I don't know why. I'm staying with my "top" until somebody can give me a compelling reason to change.

The top of State Street is closed to vehicle traffic except city busses, as evidenced by the shelter at left. This block of State Street is one of the most quiet and pleasant for walking.

Mifflin Street, to the right, and Carroll Street, to the left, are not only closed to traffic, each street ends in a cul-de-sac at this corner, separated from the square by curb and gutter and a small pedestrian rest.

The home stretch to the bank is this two-block-long uphill climb along Carroll Street from Mifflin to Main beneath the shaded overhang of oak trees on the capital lawn planted who knows how long ago.

I was in a very mellow state of mind by the time I arrived. If only I could do this every day.

Monday, August 07, 2006

What I saw on my noon hour

The new office building on the corner of Main and Pinckney Streets has finally taken a definite shape.

I've asked a few people but haven't a clue yet what it's going to be.

I haven't decided whether or not I like it. When I saw the blocky structure begin to emerge during the winter months I thought I hated it, but now that it's been glazed I have to admit it's beginning to appeal to me, specially when I turned around today to take a photo of it and saw the capital dome reflected back at me.

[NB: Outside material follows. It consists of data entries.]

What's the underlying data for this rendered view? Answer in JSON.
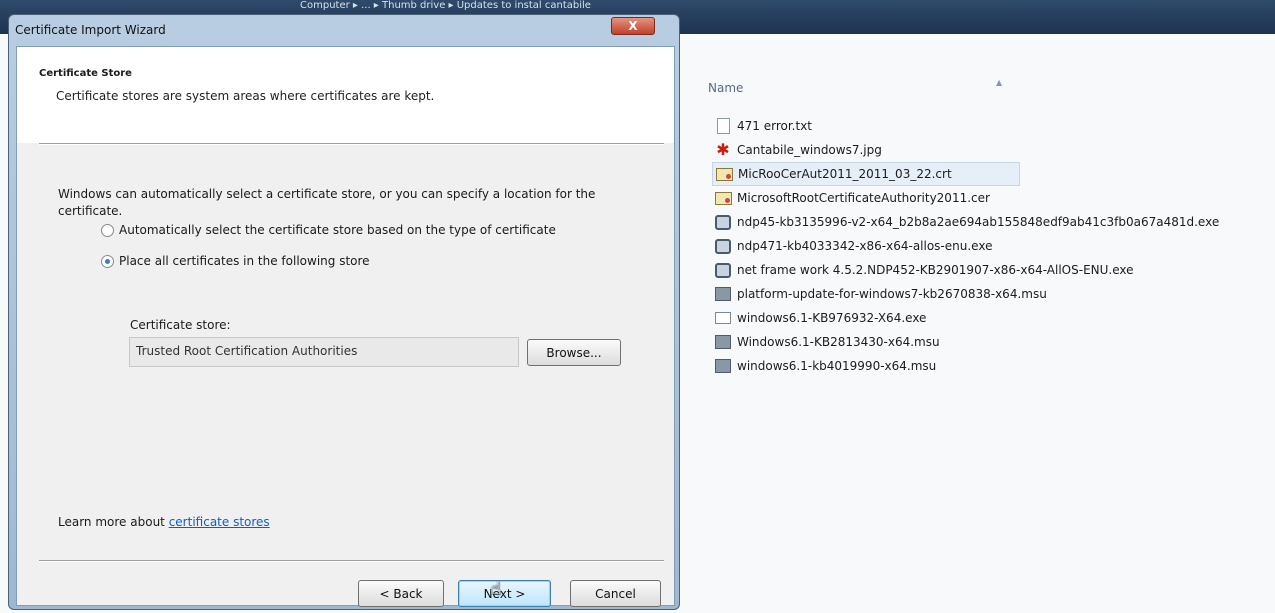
{
  "explorer": {
    "breadcrumb": "Computer ▸ ... ▸ Thumb drive ▸ Updates to instal cantabile",
    "column_name": "Name",
    "files": [
      {
        "name": "471 error.txt",
        "icon": "text-file-icon"
      },
      {
        "name": "Cantabile_windows7.jpg",
        "icon": "jpg-file-icon"
      },
      {
        "name": "MicRooCerAut2011_2011_03_22.crt",
        "icon": "certificate-file-icon",
        "selected": true
      },
      {
        "name": "MicrosoftRootCertificateAuthority2011.cer",
        "icon": "certificate-file-icon"
      },
      {
        "name": "ndp45-kb3135996-v2-x64_b2b8a2ae694ab155848edf9ab41c3fb0a67a481d.exe",
        "icon": "installer-exe-icon"
      },
      {
        "name": "ndp471-kb4033342-x86-x64-allos-enu.exe",
        "icon": "installer-exe-icon"
      },
      {
        "name": "net frame work 4.5.2.NDP452-KB2901907-x86-x64-AllOS-ENU.exe",
        "icon": "installer-exe-icon"
      },
      {
        "name": "platform-update-for-windows7-kb2670838-x64.msu",
        "icon": "msu-file-icon"
      },
      {
        "name": "windows6.1-KB976932-X64.exe",
        "icon": "window-exe-icon"
      },
      {
        "name": "Windows6.1-KB2813430-x64.msu",
        "icon": "msu-file-icon"
      },
      {
        "name": "windows6.1-kb4019990-x64.msu",
        "icon": "msu-file-icon"
      }
    ]
  },
  "dialog": {
    "title": "Certificate Import Wizard",
    "close_label": "X",
    "section_title": "Certificate Store",
    "section_desc": "Certificate stores are system areas where certificates are kept.",
    "intro": "Windows can automatically select a certificate store, or you can specify a location for the certificate.",
    "radio_auto": "Automatically select the certificate store based on the type of certificate",
    "radio_place": "Place all certificates in the following store",
    "selected_option": "radio_place",
    "store_label": "Certificate store:",
    "store_value": "Trusted Root Certification Authorities",
    "browse_label": "Browse...",
    "learn_prefix": "Learn more about ",
    "learn_link": "certificate stores",
    "back_label": "< Back",
    "next_label": "Next >",
    "cancel_label": "Cancel"
  }
}
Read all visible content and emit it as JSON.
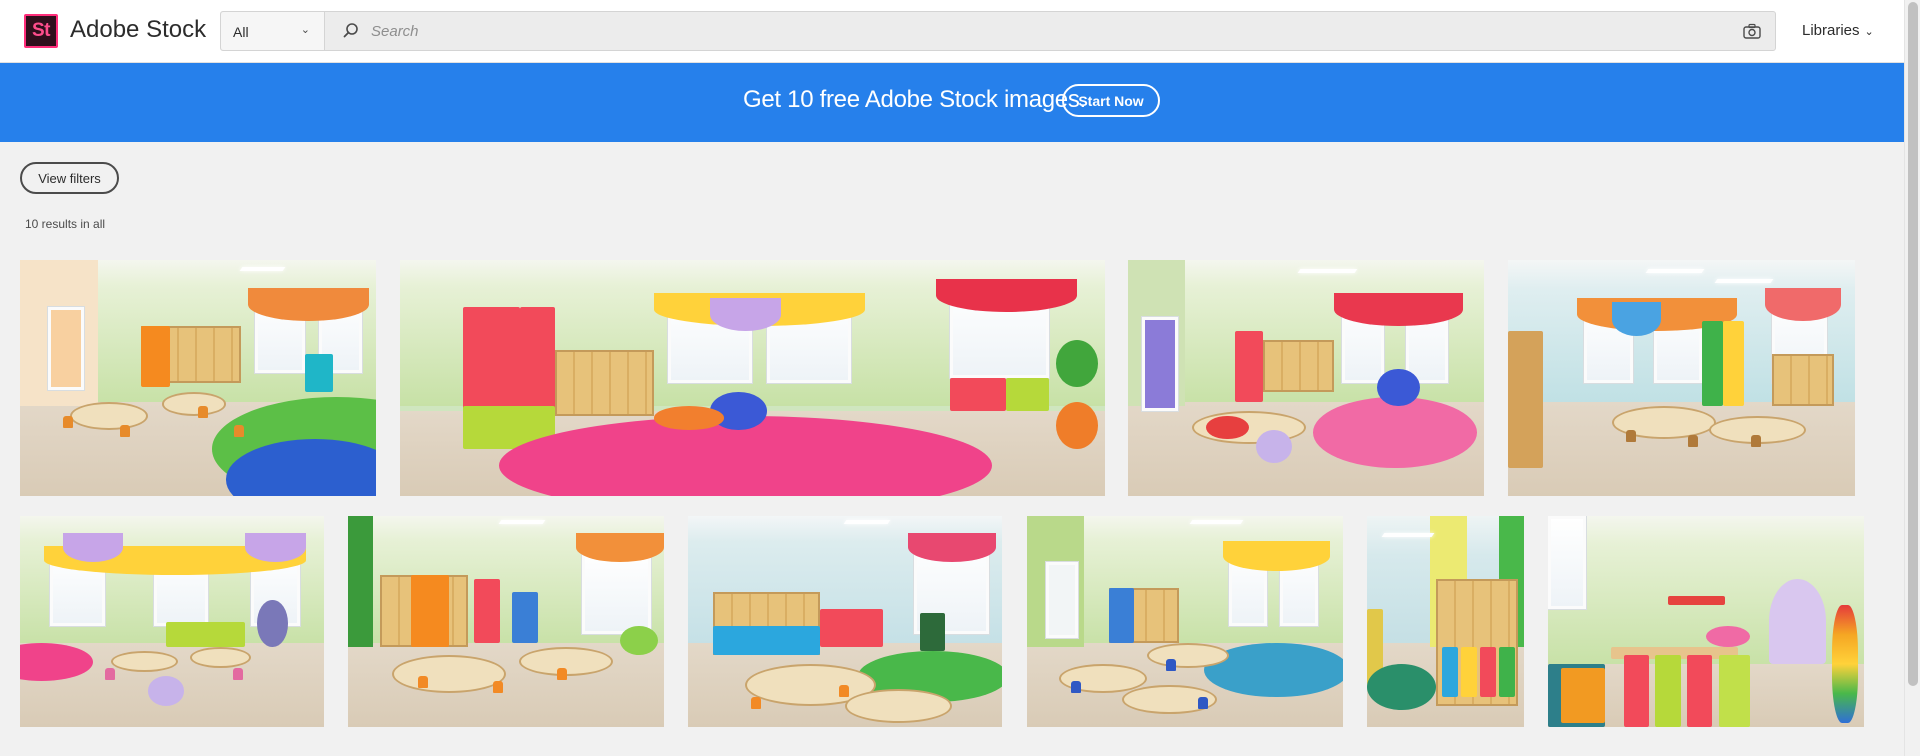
{
  "header": {
    "logo_text": "St",
    "brand": "Adobe Stock",
    "filter_value": "All",
    "search_placeholder": "Search",
    "libraries_label": "Libraries"
  },
  "banner": {
    "text": "Get 10 free Adobe Stock images.",
    "button_label": "Start Now",
    "color": "#2680eb"
  },
  "filters": {
    "view_filters_label": "View filters",
    "results_text": "10 results in all"
  },
  "icons": {
    "search": "search-icon",
    "camera": "camera-icon",
    "chevron": "chevron-down-icon"
  },
  "results": [
    {
      "subject": "kindergarten classroom"
    },
    {
      "subject": "kindergarten playroom"
    },
    {
      "subject": "kindergarten classroom"
    },
    {
      "subject": "kindergarten classroom"
    },
    {
      "subject": "kindergarten classroom"
    },
    {
      "subject": "kindergarten classroom"
    },
    {
      "subject": "kindergarten classroom"
    },
    {
      "subject": "kindergarten classroom"
    },
    {
      "subject": "kindergarten cloakroom"
    },
    {
      "subject": "kindergarten play corner"
    }
  ]
}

The cut stone slabs, arranged apparently at random, also annoyed me at first blush but now they evoke a memory of Wisconsin sandstone, once very commonly used in many downtown buildings.

Maybe, just maybe this building belongs on capital square.

An arresting glint of sunlight made me turn to glance up at these curiously Jetson-ish chrome fins dressing up the corner of this otherwise ordinary apartment building off Gilman Street.

Among the mansions of Madison

As I walked up a narrow path from the shore of Lake Mendota I found this beautiful Italianate house elegantly dressed in Wisconsin sandstone. By any lights, the view alone from the rear veranda across the greensward sloping down to the lake was worth a million dollars. The house itself was a gem.

Who could be living here? An architect? An industrial designer? One of the great movers and shakers of Madisonian high society? I wandered around the front of the house to see if I could get a closer look.

A mass-produced sign out front advised me this was Knapp House, and another stock sign in the driveway advised that parking was for tenants only.

It's a flophouse for college students, another one of Madison's gorgeous mansions carved into flats and turned into Animal House.

If I had a million dollars ...

A beautifully turned-out turret at the top of the Gilman Street Rag Bed and Breakfast.

The house is looking a little rough around the edges; its steps are worn and the front door doesn't hang precisely square any more, but its colors are bright and inviting and the rooms appear to be well open to the air and sunlight.